Le voyage d’Ulysse dans l’inconscient

Est-ce donc vrai que lorsque l’on touche le fond, les confins de la mort, il n’y a plus que de l’épique? Que les hallucinations d’un homme qui côtoie la mort tiennent de L’Iliade et de L’Odyssée? Ou bien ne sont-ce que les hallucinations d’un normalien, qui avait lu ces livres, et qui soudain plongé dans une autre dimension sélectionne ces chefs d’œuvres, les réinvestit à sa manière ?                                                                                                         

«Je trouve ça dingue qu’à l’intérieur de mes hallucinations, il y ait des figures et des structures mythologiques très classiques. Je pense qu’à l’époque du récit du voyage d’Ulysse par exemple, il y avait un rapport au mystère que nous n’avons pas – que nous n’avons plus. Nous, on maîtrise le monde. En tous cas on essaie. Eux beaucoup moins». Et lorsqu’un homme se retrouve coupé de son corps, hallucinations au seuil du vide, il retrouve ce rapport au mystère, qui redevient total.

«Ces livres, L’Iliade, L’Odyssée, je les ai lus. Mais je n’ai pas le sentiment qu’ils m’aient influencé tant que ça, ni structuré mon inconscient. La proximité que je vois c’est vraiment le rapport au mystère».

Impossible, de toute façon, de comprendre tout à fait ce qui se joue, quand le vivant vacille. «Je crois que quand ta vie est en jeu oui, il n’y a plus que de l’épique. Et tout y passe. Tous les verrous du conscient sautent. Tu es alors aux racines de l’être. Il y a du bien, du mal, de la violence. Mais tout est en jeu.»

De l’étrange inexplicable survient. Comme par exemple le fait que Razon avait beaucoup d’hallucinations autour d’un fil, qu’il aurait eu dans la tête, qui risquait d’être coupé. Le thème est récurrent. Il raconte:

«On me donnait de l’atropine pour permettre à mon cœur d’aller un peu plus vite notamment quand on faisait ma toilette, et j’ai découvert à cette occasion que l’atropine fait référence aux trois Parques.» Des divinités maîtresses de la destinée humaine: l’une fabrique le fil de la vie, l’autre le déroule, la troisième le coupe – c’est atropos, qui donne son nom à l’atropine.

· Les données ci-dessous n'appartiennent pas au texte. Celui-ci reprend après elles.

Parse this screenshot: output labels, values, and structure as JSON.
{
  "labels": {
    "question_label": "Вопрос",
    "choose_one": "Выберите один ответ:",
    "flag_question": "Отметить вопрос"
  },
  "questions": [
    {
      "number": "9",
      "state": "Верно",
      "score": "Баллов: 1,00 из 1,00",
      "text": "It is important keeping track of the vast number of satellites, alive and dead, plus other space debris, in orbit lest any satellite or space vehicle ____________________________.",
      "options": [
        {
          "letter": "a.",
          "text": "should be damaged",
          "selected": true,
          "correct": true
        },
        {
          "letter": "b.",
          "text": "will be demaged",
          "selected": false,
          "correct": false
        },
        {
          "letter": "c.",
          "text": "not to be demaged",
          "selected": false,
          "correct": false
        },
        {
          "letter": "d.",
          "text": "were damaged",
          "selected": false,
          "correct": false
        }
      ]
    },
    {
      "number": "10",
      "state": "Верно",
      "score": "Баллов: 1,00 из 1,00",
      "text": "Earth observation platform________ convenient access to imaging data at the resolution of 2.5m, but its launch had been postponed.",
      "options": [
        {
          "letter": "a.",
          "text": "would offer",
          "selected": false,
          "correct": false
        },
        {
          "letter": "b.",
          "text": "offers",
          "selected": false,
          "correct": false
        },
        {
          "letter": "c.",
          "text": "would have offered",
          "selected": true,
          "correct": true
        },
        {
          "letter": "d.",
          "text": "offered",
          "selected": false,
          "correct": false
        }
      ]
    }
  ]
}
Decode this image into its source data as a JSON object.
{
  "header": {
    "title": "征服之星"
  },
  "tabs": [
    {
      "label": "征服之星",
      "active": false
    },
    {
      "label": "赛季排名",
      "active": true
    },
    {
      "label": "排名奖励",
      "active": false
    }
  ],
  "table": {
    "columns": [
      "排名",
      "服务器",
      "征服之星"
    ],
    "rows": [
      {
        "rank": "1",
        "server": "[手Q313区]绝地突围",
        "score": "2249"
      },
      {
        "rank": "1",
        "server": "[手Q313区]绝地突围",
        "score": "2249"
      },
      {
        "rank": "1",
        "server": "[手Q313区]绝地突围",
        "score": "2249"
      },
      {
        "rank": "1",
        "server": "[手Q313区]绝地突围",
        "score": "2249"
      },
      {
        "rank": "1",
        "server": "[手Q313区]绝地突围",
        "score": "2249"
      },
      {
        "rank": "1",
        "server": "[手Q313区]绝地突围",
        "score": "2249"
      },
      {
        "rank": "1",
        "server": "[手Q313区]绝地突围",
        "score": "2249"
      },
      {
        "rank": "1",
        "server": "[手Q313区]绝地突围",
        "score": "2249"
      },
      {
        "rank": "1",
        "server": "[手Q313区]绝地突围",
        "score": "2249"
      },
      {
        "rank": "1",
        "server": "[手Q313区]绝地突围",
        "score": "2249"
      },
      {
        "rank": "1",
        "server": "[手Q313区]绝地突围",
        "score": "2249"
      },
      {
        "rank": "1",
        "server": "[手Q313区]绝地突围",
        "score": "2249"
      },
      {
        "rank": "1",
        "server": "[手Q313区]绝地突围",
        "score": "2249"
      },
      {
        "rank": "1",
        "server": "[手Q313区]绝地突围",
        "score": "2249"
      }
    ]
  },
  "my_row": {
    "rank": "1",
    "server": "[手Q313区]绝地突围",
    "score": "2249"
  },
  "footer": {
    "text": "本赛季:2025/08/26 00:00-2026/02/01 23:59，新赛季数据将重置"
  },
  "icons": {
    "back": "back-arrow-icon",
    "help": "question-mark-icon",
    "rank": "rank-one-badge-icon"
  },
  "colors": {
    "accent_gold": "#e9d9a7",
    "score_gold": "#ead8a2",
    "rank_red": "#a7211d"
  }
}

«Je n’ai pas fait de grec donc je ne le savais pas, je ne savais pas que l’atropine faisait référence à ça, et que dans mes hallucinations la drogue rose qu’on fume et qui te permet de voler, c’est l’atropine. Je ne le savais pas.»

L’écriture du roman a replongé Boris Razon dans ses turpitudes. Revenu à la vie, au réel, il ne voulait tout d’abord pas faire de livre, surtout pas un «récit de victime». Et puis il s’est convaincu ou laissé convaincre en se disant deux choses:

«La première c’est que je me souvenais de tout. Et que comme j’ai toujours eu une bonne mémoire c’était possible que d’autres gens aient vécu la même chose et ne s’en souviennent pas. Et la deuxième c’est que mon boulot c’est d’écrire. Et ces deux choses associées faisaient que c’était presque mon devoir d’écrire ça».

Encore faible au début, il a commencé par dicter le texte à un ami. Puis à un logiciel de reconnaissance vocale. Puis il a tapé. Cela correspond à une évolution de style, à la plongée du roman au plus profond de l’intime. Difficile de dire ce qui relève de la technique d’écriture ou du choix de différencier le glissement de la réalité aux hallucinations.

«L’écriture n’était pas agréable. Ce qui m’angoissait c’était de ne pas terminer.» Dans sa vie d’avant, Boris Razon avait laissé beaucoup de choses inachevées. Un livre, une thèse…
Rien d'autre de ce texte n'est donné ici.